Even as anti-cheating technology improves, a spokesperson for the Tertiary Education Quality and Standards Agency said, “anti-plagiarism software alone will not detect or address all breaches of academic integrity.
“Staff training, institutional academic integrity policies, assessment design, student education and awareness activities are all required to support the effective use of anti-cheating software.”
Turnitin calls the rise of AI writers and spinners a new wave of cheating made possible by technology. It follows the ‘first wave’ of the late 1990s, where the internet gave students access to vast amounts of information and the ability to copy and paste text directly from the web.
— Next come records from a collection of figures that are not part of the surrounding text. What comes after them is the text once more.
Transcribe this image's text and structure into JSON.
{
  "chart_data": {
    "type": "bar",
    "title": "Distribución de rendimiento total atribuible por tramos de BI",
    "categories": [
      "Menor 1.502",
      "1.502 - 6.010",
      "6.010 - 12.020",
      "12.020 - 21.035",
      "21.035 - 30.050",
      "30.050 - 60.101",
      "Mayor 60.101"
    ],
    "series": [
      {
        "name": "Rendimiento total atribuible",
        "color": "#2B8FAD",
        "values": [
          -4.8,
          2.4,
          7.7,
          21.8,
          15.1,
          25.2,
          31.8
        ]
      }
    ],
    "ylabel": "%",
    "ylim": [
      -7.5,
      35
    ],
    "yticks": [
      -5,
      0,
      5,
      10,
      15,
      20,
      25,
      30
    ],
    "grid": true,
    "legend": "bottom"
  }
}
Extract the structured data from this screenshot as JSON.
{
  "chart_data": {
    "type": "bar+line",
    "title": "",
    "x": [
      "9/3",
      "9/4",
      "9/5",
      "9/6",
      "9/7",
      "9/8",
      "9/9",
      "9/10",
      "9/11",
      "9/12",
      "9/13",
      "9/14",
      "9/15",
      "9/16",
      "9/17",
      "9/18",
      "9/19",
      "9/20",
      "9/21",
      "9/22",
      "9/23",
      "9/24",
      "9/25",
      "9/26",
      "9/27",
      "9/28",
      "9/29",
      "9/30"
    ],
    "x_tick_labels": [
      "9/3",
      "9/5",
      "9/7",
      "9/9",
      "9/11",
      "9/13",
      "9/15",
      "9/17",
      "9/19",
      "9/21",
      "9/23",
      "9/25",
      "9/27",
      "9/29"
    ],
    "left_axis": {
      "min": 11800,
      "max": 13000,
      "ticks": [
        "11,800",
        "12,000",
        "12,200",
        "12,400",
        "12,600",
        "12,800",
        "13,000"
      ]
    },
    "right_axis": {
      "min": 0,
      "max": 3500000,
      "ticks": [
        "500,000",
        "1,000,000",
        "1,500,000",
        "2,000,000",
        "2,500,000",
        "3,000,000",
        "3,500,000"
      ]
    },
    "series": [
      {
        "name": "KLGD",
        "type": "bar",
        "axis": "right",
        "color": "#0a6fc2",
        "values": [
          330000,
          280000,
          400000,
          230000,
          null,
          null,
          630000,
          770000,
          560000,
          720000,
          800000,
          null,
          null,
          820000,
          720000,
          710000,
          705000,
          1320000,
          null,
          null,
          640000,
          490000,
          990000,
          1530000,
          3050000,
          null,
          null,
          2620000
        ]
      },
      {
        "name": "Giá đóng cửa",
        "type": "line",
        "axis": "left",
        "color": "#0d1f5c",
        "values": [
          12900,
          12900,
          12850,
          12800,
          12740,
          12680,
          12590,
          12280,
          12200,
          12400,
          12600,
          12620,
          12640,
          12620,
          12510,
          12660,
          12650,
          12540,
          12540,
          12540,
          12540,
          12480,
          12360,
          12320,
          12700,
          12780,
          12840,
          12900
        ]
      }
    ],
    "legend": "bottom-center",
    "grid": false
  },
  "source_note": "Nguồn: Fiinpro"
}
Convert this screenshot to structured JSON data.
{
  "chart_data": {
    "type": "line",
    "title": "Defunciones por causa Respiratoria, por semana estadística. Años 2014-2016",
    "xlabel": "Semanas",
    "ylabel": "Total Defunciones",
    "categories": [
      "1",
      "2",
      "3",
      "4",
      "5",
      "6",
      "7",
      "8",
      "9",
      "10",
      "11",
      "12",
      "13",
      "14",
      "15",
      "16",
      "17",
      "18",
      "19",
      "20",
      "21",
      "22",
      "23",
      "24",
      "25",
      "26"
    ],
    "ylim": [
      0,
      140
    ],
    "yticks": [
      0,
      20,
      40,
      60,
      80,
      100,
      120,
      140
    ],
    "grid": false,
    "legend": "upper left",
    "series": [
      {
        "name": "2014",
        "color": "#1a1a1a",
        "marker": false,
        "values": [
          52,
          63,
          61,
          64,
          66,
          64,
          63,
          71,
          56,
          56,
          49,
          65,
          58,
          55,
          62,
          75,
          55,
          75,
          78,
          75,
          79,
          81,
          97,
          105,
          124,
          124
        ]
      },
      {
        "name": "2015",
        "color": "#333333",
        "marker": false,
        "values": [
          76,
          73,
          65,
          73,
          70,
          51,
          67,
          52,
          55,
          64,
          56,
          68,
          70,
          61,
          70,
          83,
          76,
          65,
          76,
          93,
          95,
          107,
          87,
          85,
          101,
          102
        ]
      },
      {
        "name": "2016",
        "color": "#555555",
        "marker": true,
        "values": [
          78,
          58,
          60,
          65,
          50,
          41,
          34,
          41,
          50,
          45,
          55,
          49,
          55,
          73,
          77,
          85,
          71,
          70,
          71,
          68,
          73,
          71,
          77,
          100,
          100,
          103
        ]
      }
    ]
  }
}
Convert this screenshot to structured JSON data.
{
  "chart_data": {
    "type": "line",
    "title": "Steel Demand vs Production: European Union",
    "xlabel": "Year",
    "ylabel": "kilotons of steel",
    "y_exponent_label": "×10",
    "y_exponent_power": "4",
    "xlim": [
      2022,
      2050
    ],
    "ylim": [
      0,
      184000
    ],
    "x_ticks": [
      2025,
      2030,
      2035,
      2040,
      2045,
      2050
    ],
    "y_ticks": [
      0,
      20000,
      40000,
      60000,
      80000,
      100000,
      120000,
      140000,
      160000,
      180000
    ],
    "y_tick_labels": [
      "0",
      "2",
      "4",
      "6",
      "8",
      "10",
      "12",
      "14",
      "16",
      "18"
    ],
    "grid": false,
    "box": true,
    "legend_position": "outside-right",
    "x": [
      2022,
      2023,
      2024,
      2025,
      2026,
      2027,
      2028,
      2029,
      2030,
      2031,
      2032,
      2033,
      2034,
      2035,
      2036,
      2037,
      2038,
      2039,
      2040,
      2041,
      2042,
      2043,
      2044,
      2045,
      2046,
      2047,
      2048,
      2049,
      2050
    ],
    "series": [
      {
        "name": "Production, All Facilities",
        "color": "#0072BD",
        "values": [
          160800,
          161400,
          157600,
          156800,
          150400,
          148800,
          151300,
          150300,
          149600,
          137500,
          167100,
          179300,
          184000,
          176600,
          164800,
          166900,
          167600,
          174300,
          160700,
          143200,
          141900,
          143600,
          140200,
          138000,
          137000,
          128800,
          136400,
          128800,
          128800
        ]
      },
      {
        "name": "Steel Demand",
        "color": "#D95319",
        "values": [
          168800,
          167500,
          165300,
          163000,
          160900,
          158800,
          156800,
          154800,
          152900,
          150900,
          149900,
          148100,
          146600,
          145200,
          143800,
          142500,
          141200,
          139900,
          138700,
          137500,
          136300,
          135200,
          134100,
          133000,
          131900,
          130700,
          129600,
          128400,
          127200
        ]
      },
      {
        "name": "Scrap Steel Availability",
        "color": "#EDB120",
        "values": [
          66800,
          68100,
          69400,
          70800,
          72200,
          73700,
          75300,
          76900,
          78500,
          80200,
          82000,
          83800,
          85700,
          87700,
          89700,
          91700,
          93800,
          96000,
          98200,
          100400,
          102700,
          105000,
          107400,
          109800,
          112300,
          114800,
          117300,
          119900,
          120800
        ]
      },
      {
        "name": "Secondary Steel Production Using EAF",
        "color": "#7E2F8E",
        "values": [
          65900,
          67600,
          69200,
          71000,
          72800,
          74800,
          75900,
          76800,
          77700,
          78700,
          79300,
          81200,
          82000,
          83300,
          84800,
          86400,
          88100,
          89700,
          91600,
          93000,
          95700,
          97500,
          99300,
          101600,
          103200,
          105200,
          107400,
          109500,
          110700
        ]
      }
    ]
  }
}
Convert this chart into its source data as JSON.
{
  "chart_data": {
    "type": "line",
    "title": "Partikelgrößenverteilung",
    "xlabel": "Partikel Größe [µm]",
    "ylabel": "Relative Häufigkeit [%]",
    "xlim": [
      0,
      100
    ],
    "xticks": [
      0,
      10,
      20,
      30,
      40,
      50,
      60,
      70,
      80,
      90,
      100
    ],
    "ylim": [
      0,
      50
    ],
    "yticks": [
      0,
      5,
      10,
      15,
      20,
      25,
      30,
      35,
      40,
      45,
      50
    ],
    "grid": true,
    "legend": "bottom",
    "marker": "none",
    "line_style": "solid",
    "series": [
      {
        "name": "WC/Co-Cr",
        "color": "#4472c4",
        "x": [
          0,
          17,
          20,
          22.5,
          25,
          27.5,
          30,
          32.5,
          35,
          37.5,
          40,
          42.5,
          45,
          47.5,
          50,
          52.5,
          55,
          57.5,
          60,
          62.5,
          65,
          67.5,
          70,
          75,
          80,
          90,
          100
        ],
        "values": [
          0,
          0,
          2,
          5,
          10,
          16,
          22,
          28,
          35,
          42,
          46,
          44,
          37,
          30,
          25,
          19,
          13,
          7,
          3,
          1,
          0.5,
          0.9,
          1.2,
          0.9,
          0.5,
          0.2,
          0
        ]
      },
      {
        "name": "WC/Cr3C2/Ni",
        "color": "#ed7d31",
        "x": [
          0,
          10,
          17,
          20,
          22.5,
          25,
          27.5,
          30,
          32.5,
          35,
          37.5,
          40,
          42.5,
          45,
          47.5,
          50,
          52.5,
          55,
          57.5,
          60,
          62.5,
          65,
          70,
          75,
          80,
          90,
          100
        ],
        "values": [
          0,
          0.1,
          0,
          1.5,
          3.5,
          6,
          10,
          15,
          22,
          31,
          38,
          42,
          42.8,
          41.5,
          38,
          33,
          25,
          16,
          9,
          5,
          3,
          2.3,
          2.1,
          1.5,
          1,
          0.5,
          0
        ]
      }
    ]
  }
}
The second wave came from the ability, via social media and other digital platforms, to connect with a huge pool of potential authors. Coaldrake, in his letter to education providers, said the regulator had been fighting back against this, working with platforms like Meta (owner of Facebook, Instagram and WhatsApp), LinkedIn and Gumtree to take down more than 300 posts promoting academic cheating services.
Wang said a key difference with cheating made possible by AI writers and paraphrasers, was the lack of “meaningful financial, perhaps moral boundaries” that would usually be present when a student asks another person to contract-cheat.
He would not say how extensive the use of AI tools was, but noted, “I think there will come a time where this becomes a very visible problem to educators”.
While Wang acknowledged the value and potential benefits of these technologies, he said the rise of AI writing tools is raising questions about the future of learning and assessment that – “every single journalism department, English department, I mean heck, even every physics department with their lab reports” – is now grappling with.
“What does originality mean, in a world where AI assistance is, you know, increasingly prevalent, and ubiquitous?”
McKnight argued that instead of trying to shut down and prevent the use of AI writers, educational institutions like universities and schools should engage with the technology critically, understand its limitations, biases and risks, as well as its benefits and capabilities.
She said the rise of robot writers raises questions for educators and society at large.
“How are we going to quantify the human content in writing? How are we going to acknowledge it and how are we going to recognise what other kinds of sources were used?”
McKnight said she believes the writer of the future will be ‘post-human’.
“When I think of the writer of the future… I think about a sort of merged human-machine entity that is producing writing.”